The ICRC regional delegation in New Delhi has the pleasure of announcing the first edition of Tiffin Talk, a series of discussions. The theme of this talk is India’s Humanitarian Donorship in the 21st Century. The event will be held on 2 September from 11am to 12.30pm at the ICRC office in Safdarjung Development Area, Hauz Khas, New Delhi. The first Tiffin Talk will feature an address by Professor Urvashi Taneja, an expert in the field of international relations, and will see Neera Chandhoke, national fellow at the Indian Council of Social Science Research, in the chair.

About the theme:

India, from being an aid recipient, is fast changing its credentials into a donor nation. Since 2005, the old rules of ‘give-and-take’ have crumbled in light of new alignments in a new world. Many countries in the neighbourhood are looking up to India to set a positive precedent for them. The Economist made a pointed observation about India’s transformation into a donor country, detailing how India proposes to disburse almost USD 11 billion in aid over the next five years.

India has spent more than USD 2 billion in Afghanistan on various capacity- and institution-building projects. According to available statistics, India disbursed USD 1 billion for overseas projects in 2007. In 2011, the country ranked as the second largest emerging donor after China with overseas disbursements of an estimated USD 1.5 billion. In the meantime, foreign aid projects managed by the Ministry of External Affairs (MEA) more than doubled from USD 300 million in 2007 to over USD 700 million in 2012.

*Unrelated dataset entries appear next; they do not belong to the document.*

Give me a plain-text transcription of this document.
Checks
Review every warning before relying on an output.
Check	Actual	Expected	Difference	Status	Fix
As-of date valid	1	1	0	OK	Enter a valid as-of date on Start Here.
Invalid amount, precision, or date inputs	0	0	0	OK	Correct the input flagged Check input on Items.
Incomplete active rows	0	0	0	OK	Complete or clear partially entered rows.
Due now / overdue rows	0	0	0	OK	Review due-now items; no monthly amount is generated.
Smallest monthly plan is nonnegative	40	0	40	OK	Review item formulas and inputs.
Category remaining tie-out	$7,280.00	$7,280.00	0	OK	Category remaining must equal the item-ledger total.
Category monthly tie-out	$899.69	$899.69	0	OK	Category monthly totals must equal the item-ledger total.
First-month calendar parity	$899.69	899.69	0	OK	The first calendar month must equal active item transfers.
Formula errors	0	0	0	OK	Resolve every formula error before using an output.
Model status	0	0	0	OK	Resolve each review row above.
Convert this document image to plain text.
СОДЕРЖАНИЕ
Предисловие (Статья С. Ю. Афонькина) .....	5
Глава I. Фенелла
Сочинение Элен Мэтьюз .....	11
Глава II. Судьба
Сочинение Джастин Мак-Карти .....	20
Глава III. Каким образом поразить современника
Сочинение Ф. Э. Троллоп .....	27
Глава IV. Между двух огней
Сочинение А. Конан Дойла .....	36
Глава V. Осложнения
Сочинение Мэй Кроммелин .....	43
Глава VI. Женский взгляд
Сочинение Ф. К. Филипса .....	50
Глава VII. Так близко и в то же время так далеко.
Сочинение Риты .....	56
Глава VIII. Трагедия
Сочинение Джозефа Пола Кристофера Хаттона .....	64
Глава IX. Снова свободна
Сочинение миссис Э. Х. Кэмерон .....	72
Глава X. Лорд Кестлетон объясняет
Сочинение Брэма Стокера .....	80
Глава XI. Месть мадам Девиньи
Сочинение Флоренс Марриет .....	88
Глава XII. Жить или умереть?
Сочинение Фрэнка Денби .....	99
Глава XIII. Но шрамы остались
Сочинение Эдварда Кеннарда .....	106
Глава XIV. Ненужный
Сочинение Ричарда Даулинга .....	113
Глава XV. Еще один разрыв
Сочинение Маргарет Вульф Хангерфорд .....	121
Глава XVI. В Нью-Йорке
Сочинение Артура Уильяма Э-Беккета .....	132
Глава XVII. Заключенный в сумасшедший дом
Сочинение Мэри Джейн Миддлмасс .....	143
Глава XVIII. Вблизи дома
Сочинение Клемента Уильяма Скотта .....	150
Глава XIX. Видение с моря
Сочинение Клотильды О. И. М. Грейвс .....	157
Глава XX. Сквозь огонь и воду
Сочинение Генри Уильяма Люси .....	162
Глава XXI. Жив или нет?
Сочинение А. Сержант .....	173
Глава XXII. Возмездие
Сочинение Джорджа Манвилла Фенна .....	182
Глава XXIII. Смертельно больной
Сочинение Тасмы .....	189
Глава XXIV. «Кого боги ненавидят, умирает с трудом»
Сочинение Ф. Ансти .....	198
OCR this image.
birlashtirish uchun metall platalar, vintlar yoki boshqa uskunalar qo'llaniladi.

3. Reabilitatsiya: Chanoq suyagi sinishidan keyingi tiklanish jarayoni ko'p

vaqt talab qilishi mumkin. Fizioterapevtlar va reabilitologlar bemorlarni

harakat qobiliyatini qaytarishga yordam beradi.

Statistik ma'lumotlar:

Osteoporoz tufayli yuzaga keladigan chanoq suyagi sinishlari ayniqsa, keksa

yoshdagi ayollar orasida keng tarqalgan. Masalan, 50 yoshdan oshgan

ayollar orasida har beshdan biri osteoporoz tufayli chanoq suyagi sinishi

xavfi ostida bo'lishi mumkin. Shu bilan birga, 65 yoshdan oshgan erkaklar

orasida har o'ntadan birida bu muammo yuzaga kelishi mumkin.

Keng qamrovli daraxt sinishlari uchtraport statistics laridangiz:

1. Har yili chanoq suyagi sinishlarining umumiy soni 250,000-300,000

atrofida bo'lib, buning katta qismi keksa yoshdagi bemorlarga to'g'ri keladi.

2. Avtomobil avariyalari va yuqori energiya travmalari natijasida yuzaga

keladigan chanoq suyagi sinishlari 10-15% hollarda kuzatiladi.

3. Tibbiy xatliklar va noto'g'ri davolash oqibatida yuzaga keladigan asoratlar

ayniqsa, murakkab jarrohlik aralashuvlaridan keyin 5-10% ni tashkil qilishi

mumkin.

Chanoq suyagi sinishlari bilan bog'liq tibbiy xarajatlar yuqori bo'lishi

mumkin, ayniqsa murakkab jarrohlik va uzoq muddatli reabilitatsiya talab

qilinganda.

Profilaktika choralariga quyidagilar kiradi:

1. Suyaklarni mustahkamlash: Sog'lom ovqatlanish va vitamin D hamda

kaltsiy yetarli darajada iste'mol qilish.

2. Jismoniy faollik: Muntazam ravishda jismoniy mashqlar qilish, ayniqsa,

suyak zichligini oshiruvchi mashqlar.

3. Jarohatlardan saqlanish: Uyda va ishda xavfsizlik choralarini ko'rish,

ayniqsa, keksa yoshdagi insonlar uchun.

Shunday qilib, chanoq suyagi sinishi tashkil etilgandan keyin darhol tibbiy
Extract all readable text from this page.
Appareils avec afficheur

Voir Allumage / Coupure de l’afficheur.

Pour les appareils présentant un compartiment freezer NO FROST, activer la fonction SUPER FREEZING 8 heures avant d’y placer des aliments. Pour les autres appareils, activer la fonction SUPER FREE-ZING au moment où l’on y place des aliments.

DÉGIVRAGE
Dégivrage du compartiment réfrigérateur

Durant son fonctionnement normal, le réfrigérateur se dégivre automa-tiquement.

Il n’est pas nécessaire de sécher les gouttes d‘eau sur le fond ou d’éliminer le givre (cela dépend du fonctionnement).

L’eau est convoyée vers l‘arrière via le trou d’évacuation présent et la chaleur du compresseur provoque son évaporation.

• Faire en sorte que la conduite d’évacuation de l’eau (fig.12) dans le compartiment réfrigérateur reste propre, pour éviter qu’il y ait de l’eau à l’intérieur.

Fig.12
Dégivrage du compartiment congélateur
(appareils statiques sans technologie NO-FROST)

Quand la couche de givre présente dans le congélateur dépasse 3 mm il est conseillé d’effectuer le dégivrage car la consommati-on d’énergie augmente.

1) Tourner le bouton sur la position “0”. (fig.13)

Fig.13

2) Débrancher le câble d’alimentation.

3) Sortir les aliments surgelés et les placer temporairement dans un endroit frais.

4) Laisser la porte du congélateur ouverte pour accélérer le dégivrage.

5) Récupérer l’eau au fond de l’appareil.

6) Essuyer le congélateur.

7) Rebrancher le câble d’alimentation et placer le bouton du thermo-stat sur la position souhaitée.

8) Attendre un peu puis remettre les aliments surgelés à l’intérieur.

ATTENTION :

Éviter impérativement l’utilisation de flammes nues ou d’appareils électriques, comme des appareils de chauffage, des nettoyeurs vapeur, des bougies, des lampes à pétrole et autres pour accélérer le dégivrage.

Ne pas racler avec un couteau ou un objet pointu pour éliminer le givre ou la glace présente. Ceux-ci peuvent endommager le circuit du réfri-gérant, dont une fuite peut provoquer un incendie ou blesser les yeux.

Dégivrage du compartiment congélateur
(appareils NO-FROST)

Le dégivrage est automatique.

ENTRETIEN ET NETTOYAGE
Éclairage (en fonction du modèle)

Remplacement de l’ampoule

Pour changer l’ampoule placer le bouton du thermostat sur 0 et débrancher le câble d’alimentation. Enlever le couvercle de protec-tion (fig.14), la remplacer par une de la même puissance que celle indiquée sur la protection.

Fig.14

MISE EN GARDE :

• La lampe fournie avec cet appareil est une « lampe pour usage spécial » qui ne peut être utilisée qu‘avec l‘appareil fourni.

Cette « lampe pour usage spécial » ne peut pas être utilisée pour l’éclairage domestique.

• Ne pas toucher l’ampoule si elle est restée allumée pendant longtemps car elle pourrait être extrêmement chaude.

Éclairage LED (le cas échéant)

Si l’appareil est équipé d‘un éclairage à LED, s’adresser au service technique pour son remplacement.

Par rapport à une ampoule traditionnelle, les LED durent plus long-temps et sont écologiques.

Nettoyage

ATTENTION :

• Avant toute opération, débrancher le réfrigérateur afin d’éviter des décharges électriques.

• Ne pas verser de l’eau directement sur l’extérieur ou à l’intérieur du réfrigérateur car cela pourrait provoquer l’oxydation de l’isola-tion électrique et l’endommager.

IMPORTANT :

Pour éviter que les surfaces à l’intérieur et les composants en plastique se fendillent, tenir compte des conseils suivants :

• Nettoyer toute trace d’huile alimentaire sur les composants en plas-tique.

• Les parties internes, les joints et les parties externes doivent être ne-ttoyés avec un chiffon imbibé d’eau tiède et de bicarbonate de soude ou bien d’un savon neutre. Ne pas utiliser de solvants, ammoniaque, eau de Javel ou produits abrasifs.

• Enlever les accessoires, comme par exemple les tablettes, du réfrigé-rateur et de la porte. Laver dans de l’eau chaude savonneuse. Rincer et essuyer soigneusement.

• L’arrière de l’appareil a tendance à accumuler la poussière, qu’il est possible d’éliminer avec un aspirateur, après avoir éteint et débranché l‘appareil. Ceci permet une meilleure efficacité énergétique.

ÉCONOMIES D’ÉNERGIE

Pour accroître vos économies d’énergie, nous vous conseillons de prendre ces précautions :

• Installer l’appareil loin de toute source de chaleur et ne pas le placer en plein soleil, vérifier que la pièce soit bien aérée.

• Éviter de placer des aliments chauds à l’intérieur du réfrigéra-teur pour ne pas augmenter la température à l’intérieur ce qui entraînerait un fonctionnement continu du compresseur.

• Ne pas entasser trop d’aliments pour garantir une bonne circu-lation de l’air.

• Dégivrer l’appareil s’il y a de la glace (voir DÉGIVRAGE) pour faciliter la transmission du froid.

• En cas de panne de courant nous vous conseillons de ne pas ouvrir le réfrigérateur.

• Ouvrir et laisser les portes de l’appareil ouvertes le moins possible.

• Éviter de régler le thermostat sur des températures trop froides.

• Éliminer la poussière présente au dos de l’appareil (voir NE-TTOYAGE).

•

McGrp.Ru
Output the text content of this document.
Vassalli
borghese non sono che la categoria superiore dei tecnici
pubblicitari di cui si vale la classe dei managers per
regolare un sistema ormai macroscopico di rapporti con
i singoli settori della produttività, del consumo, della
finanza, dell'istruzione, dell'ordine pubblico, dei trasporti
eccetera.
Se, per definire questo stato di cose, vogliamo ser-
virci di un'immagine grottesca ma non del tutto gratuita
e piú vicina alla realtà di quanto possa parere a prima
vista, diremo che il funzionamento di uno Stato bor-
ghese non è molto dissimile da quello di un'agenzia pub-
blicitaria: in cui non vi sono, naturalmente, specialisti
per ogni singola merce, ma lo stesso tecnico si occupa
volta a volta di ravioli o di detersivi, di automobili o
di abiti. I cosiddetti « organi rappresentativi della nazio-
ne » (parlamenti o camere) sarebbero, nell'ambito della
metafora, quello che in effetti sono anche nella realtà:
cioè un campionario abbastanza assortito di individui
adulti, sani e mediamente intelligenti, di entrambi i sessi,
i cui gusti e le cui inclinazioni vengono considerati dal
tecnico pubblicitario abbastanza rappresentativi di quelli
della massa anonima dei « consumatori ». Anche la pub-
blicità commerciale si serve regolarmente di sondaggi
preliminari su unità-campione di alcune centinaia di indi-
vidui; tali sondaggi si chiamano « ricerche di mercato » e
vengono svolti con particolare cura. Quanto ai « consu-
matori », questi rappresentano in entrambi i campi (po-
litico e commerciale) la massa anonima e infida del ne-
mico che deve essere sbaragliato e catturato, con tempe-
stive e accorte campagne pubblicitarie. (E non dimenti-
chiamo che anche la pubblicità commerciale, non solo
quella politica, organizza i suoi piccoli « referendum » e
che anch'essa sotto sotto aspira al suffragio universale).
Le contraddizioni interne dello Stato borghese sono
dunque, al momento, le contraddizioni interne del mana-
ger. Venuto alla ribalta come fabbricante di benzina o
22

It is clear that in the 21st century India is writing new rules and, in the process, is also actively bidding for a permanent membership in the United Nations Security Council (UNSC).

We have Professor Urvashi Taneja, who is writing a book and doing indepth research on India’s humanitarian donorship mapping the emergence of India as 21st century player in field of humanitarian assistance. She will speak on the setup and recent changes in India’s foreign aid infrastructure and analyze the country’s integration in the global humanitarian system. She will also give a detailed account of India’s humanitarian portfolio and its development as a donor country in the past decade.

About the Speaker

Dr. Urvashi Aneja is Associate Professor of International Relations and Director of the Centre for Global Governance and Policy at the Jindal School of International Affairs, OP Jindal Global University. She received her MPhil and doctorate in international relations from the University of Oxford. Urvashi’s research focuses on the international politics of humanitarianism. Her doctoral research examined the factors shaping the policies and practices of international humanitarian NGOs in political emergencies, and is the basis for her forthcoming book Contesting the Humanitarian Regime in Political Emergencies: INGO policies and practices in Sri Lanka and Afghanistan, 1990-2010. Urvashi is also currently leading a project on South-South Humanitarianism. She has recently published pieces on India’s humanitarian donorship in the 21st century. She is also a member of the forty person task force appointed by UN-OCHA to prepare for the World Humanitarian Summit, 2016.

About the Chairperson

Neera Chandhoke is currently a National Fellow at the Indian Council of Social Science Research and an affiliated Fellow for Nehru Memorial Museum and Library at the Teen Murti House in New Delhi India. In August 2012, Neera retired as professor of political science and director of the Developing Countries Research Centre at the University of Delhi after 27 years of service. She has written and published widely on civil society, secularism, democracy, affirmative action, representation, social and economic rights, and on freedom from poverty as a human right. She is the author of State and Civil Society: Explorations in Political Theory Delhi (Sage, 1995); Beyond Secularism: The Rights of Religious Minorities Delhi (OUP, 1999) and The Conceits of Civil Society Delhi (OUP, 2003). Neera was an international visiting fellow in London School of Economics until 2007.